BAGHDAD, Jan. 2 (CGTN) -- Iraq has been in a state of chaos since the U.S.-led invasion in 2003. The longest period of relative peace in the country lasted less than three years. In an interview with CGTN, former Iraqi prime minister Ayad Allawi attributed the current turbulence in Iraq to U.S. occupation, saying it destroyed the social foundation.

Allawi, as the first prime minister in Iraq's transitional government from 2004 to 2005 and a strong influencer in the political arena, expressed deep concerns about the ongoing protests and attributed it to the failure of properly handling the long-existing social problems since the U.S. invaded the country 17 years ago.

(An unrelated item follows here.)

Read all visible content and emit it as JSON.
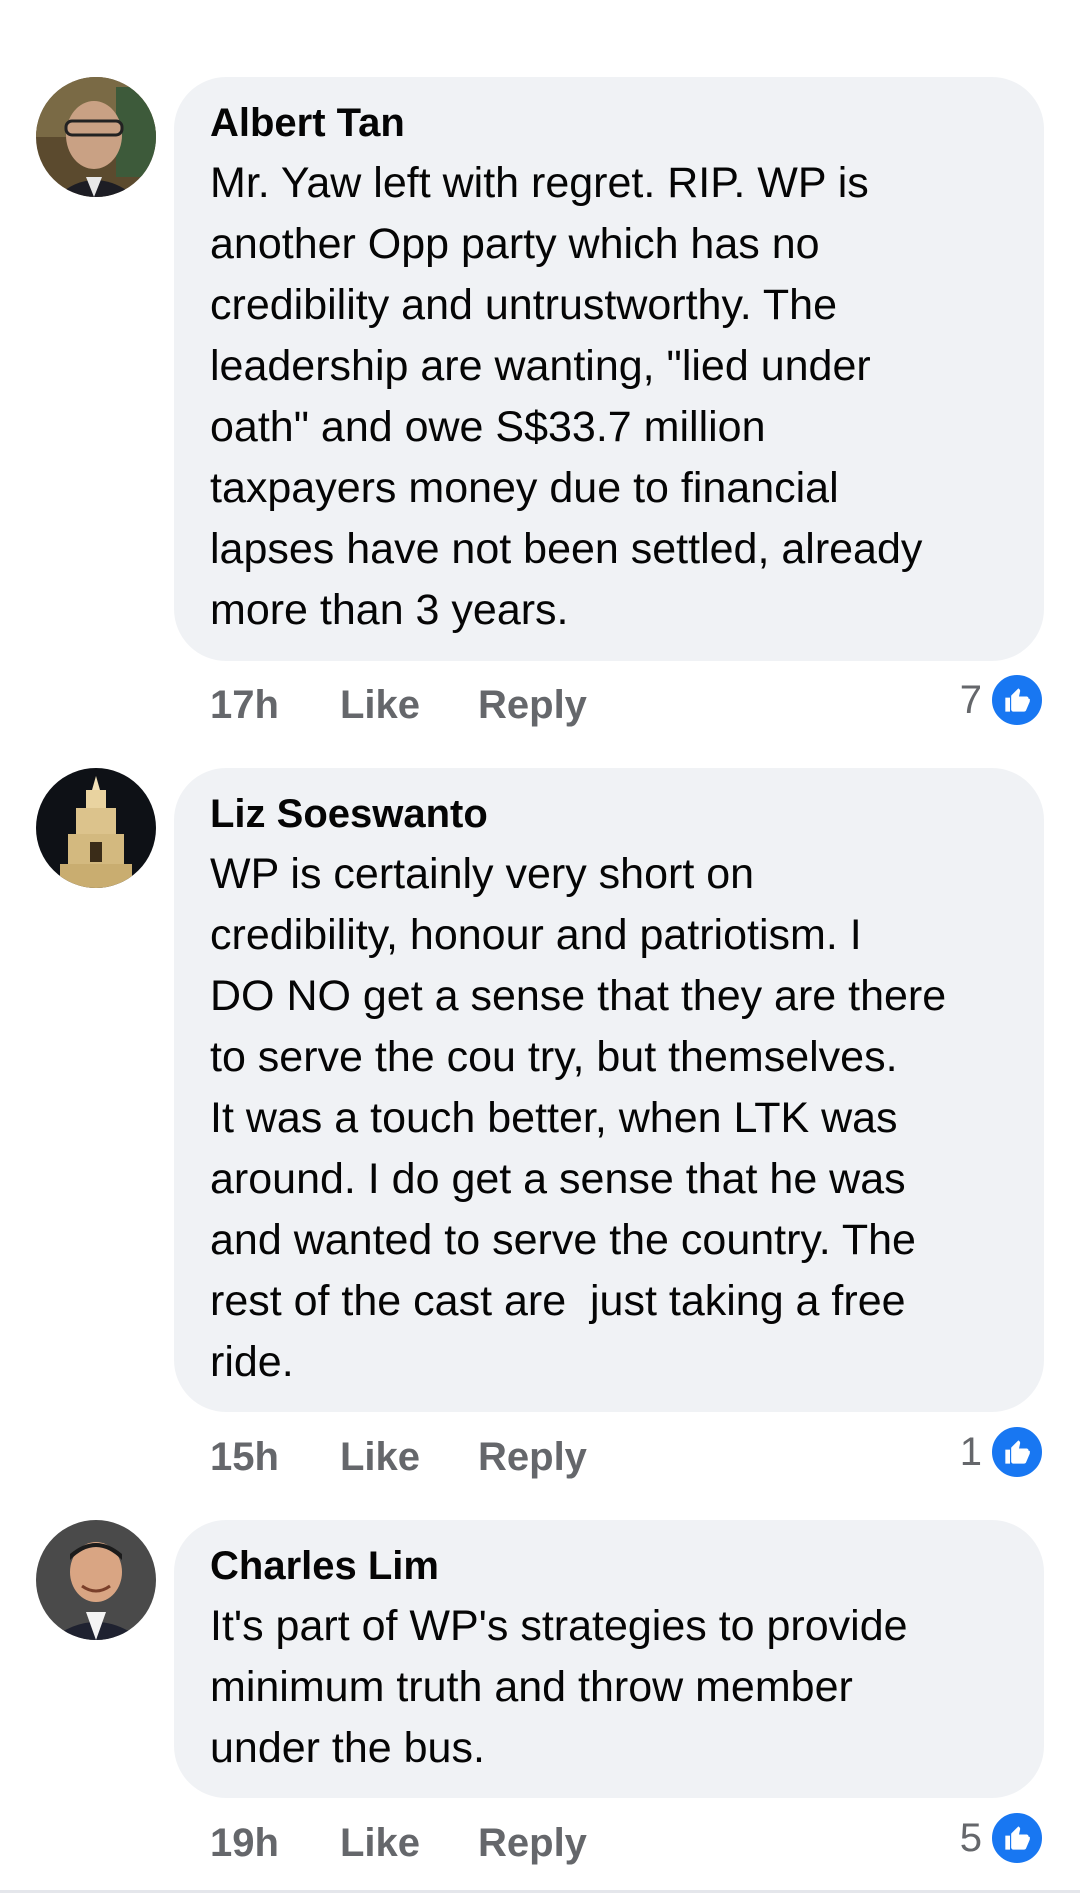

"The issue of the isolation of people, such as the displaced and the refugees is rising in Iraq," he said, adding that poverty and illiteracy rates have gone up and the demands of the people are reasonable.

Iraq has rich, high quality oil reserves and more than enough labor, but neither of these resources has been converted into economic or political dividends.

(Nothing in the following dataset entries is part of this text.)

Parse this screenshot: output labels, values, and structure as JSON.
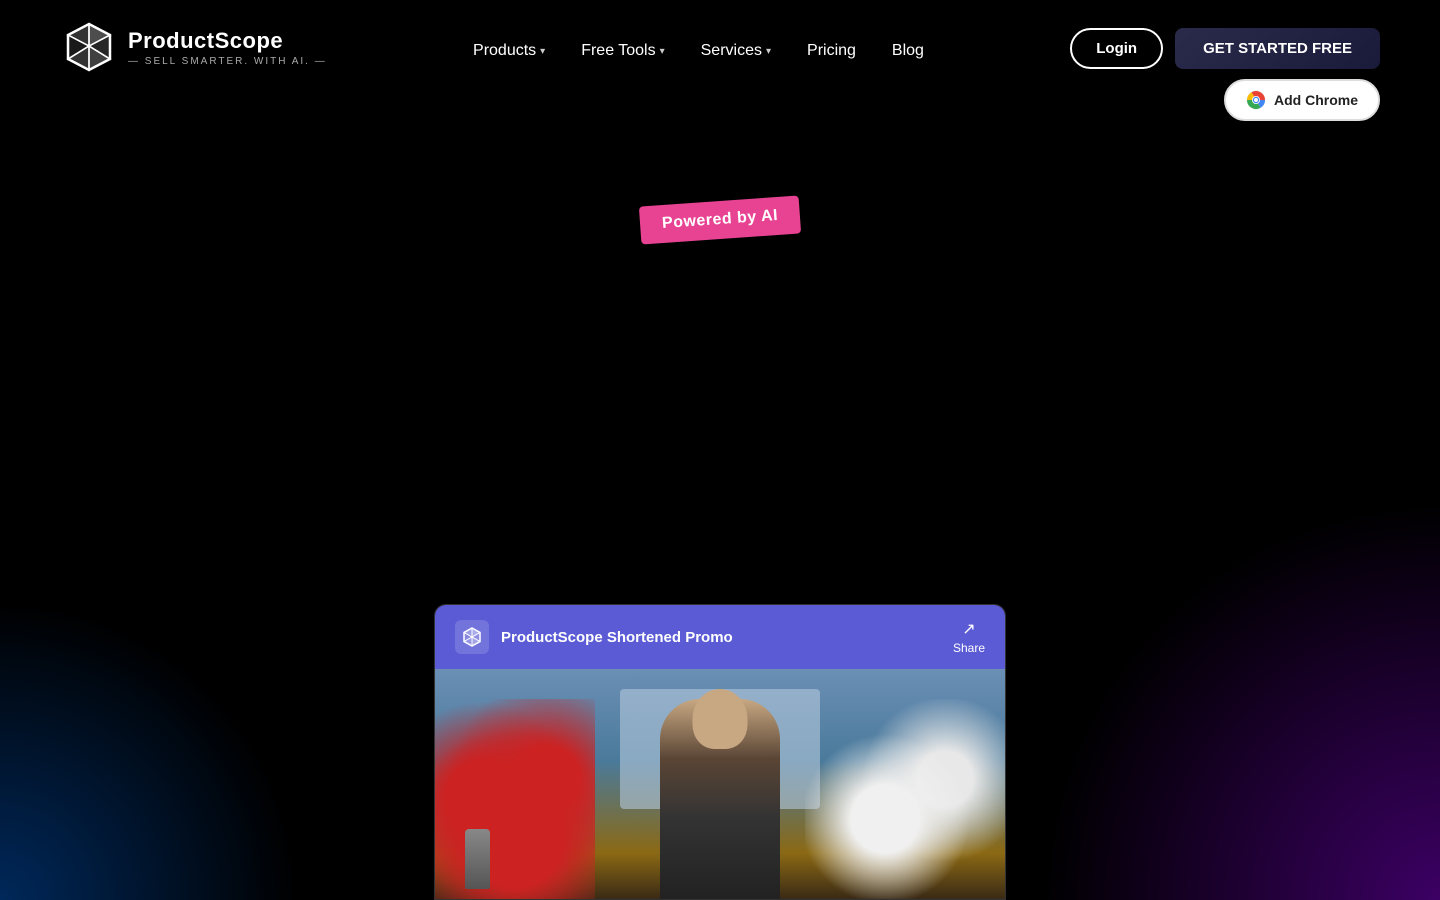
{
  "brand": {
    "name": "ProductScope",
    "tagline": "— SELL SMARTER. WITH AI. —"
  },
  "nav": {
    "links": [
      {
        "label": "Products",
        "hasDropdown": true
      },
      {
        "label": "Free Tools",
        "hasDropdown": true
      },
      {
        "label": "Services",
        "hasDropdown": true
      },
      {
        "label": "Pricing",
        "hasDropdown": false
      },
      {
        "label": "Blog",
        "hasDropdown": false
      }
    ]
  },
  "actions": {
    "login_label": "Login",
    "get_started_label": "GET STARTED FREE",
    "add_chrome_label": "Add Chrome"
  },
  "hero": {
    "badge_label": "Powered by AI"
  },
  "video": {
    "title": "ProductScope Shortened Promo",
    "share_label": "Share"
  },
  "colors": {
    "badge_bg": "#e84393",
    "video_header_bg": "#5b5bd6",
    "nav_bg": "#000"
  }
}
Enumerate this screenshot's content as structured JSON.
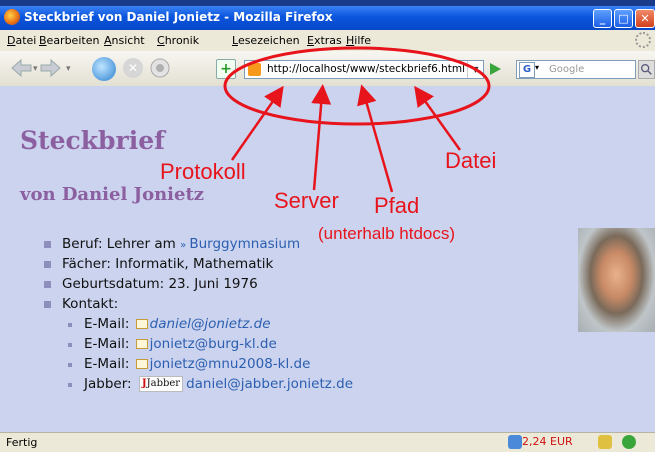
{
  "window": {
    "title": "Steckbrief von Daniel Jonietz - Mozilla Firefox"
  },
  "menu": [
    {
      "label": "Datei",
      "key": "D"
    },
    {
      "label": "Bearbeiten",
      "key": "B"
    },
    {
      "label": "Ansicht",
      "key": "A"
    },
    {
      "label": "Chronik",
      "key": "C"
    },
    {
      "label": "Lesezeichen",
      "key": "L"
    },
    {
      "label": "Extras",
      "key": "E"
    },
    {
      "label": "Hilfe",
      "key": "H"
    }
  ],
  "navbar": {
    "url": "http://localhost/www/steckbrief6.html",
    "search_engine": "G",
    "search_placeholder": "Google"
  },
  "page": {
    "title": "Steckbrief",
    "subtitle": "von Daniel Jonietz",
    "beruf_label": "Beruf: Lehrer am",
    "beruf_link": "Burggymnasium",
    "faecher": "Fächer: Informatik, Mathematik",
    "geburtsdatum": "Geburtsdatum: 23. Juni 1976",
    "kontakt": "Kontakt:",
    "contacts": [
      {
        "label": "E-Mail:",
        "value": "daniel@jonietz.de"
      },
      {
        "label": "E-Mail:",
        "value": "jonietz@burg-kl.de"
      },
      {
        "label": "E-Mail:",
        "value": "jonietz@mnu2008-kl.de"
      },
      {
        "label": "Jabber:",
        "value": "daniel@jabber.jonietz.de",
        "badge": "Jabber"
      }
    ]
  },
  "annotations": {
    "protokoll": "Protokoll",
    "server": "Server",
    "pfad": "Pfad",
    "pfad_note": "(unterhalb htdocs)",
    "datei": "Datei"
  },
  "colors": {
    "annotation": "#e8141c",
    "heading": "#8b5fa0",
    "background": "#cbd3ee",
    "link": "#2c5fb0"
  },
  "statusbar": {
    "text": "Fertig",
    "price": "2,24 EUR"
  }
}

What caused today's situation, according to Allawi, is the U.S. occupation which destroyed the foundation of Iraqi society.

"(The U.S.) dismantling the army, the police, the institutions, de-Baathification, politicizing de-Baathification, not sending people who committed crimes to the courts, but politicizing de-Baathification... and then the occupation decided the fate of this country."

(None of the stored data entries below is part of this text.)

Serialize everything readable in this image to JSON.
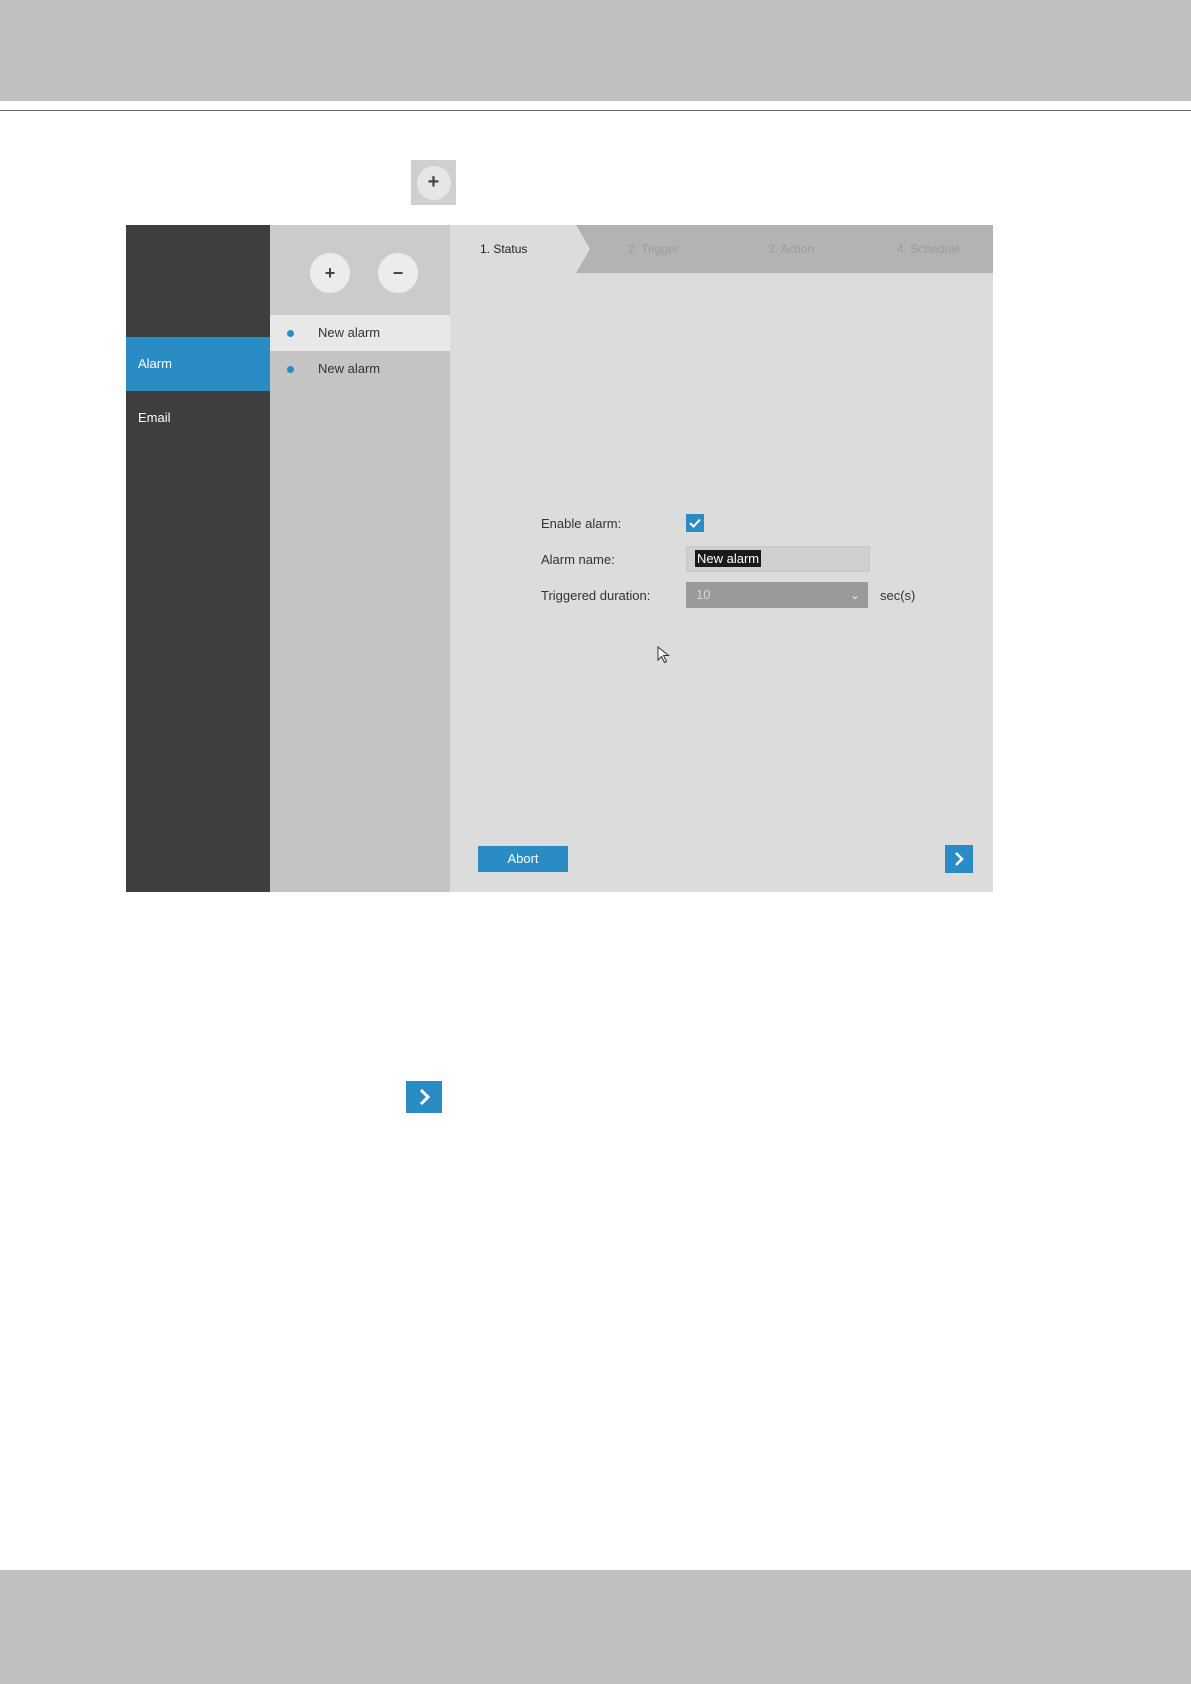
{
  "accent_color": "#2a8cc4",
  "sidebar": {
    "items": [
      {
        "label": "Alarm",
        "active": true
      },
      {
        "label": "Email",
        "active": false
      }
    ]
  },
  "list": {
    "add_icon": "plus-icon",
    "remove_icon": "minus-icon",
    "items": [
      {
        "label": "New alarm",
        "selected": true
      },
      {
        "label": "New alarm",
        "selected": false
      }
    ]
  },
  "steps": [
    {
      "label": "1. Status",
      "active": true
    },
    {
      "label": "2. Trigger",
      "active": false
    },
    {
      "label": "3. Action",
      "active": false
    },
    {
      "label": "4. Schedule",
      "active": false
    }
  ],
  "form": {
    "enable_label": "Enable alarm:",
    "enable_checked": true,
    "name_label": "Alarm name:",
    "name_value": "New alarm",
    "duration_label": "Triggered duration:",
    "duration_value": "10",
    "duration_unit": "sec(s)"
  },
  "footer": {
    "abort_label": "Abort",
    "next_icon": "chevron-right-icon"
  }
}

The current political system was established during Allawi's term as prime minister, but a lot was forced on the Iraqi people by the U.S. in the name of "supervision" and "advice."

Allawi sought unity and equality among different ethnic and religious groups, and explicitly stated that American democracy was premature for Iraq's social conditions. However, the U.S. occupation chose to form a sectarian system, which led to endless political battles and no benefits for the people.

"It wasn't organized well and was then in a vacuum. It was then without institutions to protect democracy. It's not like you push a button, and you become democratic. It's not right," said Allawi.

In 2005, the White House published a fact sheet claiming that it was "helping Iraqis build inclusive democratic institutions that will protect the interests of all the Iraqi people." By 2018, this system had failed so badly that fewer than 20 percent of citizens bothered to vote. This year, the protesting crowd in Tahrir Square appeared to be far more enthusiastic.

Speaking of the low turnout, Allawi said it was because they lost confidence. "If you speak to an Iraqi and he trusts you, he'd tell you democracy is a mockery. It's not true. What democracy is this? This is a show."

The former prime minister said that Iraqis are fed up with the "fake promises" made by the U.S., but he still hopes that Iraqi people will finally manage to take their own path.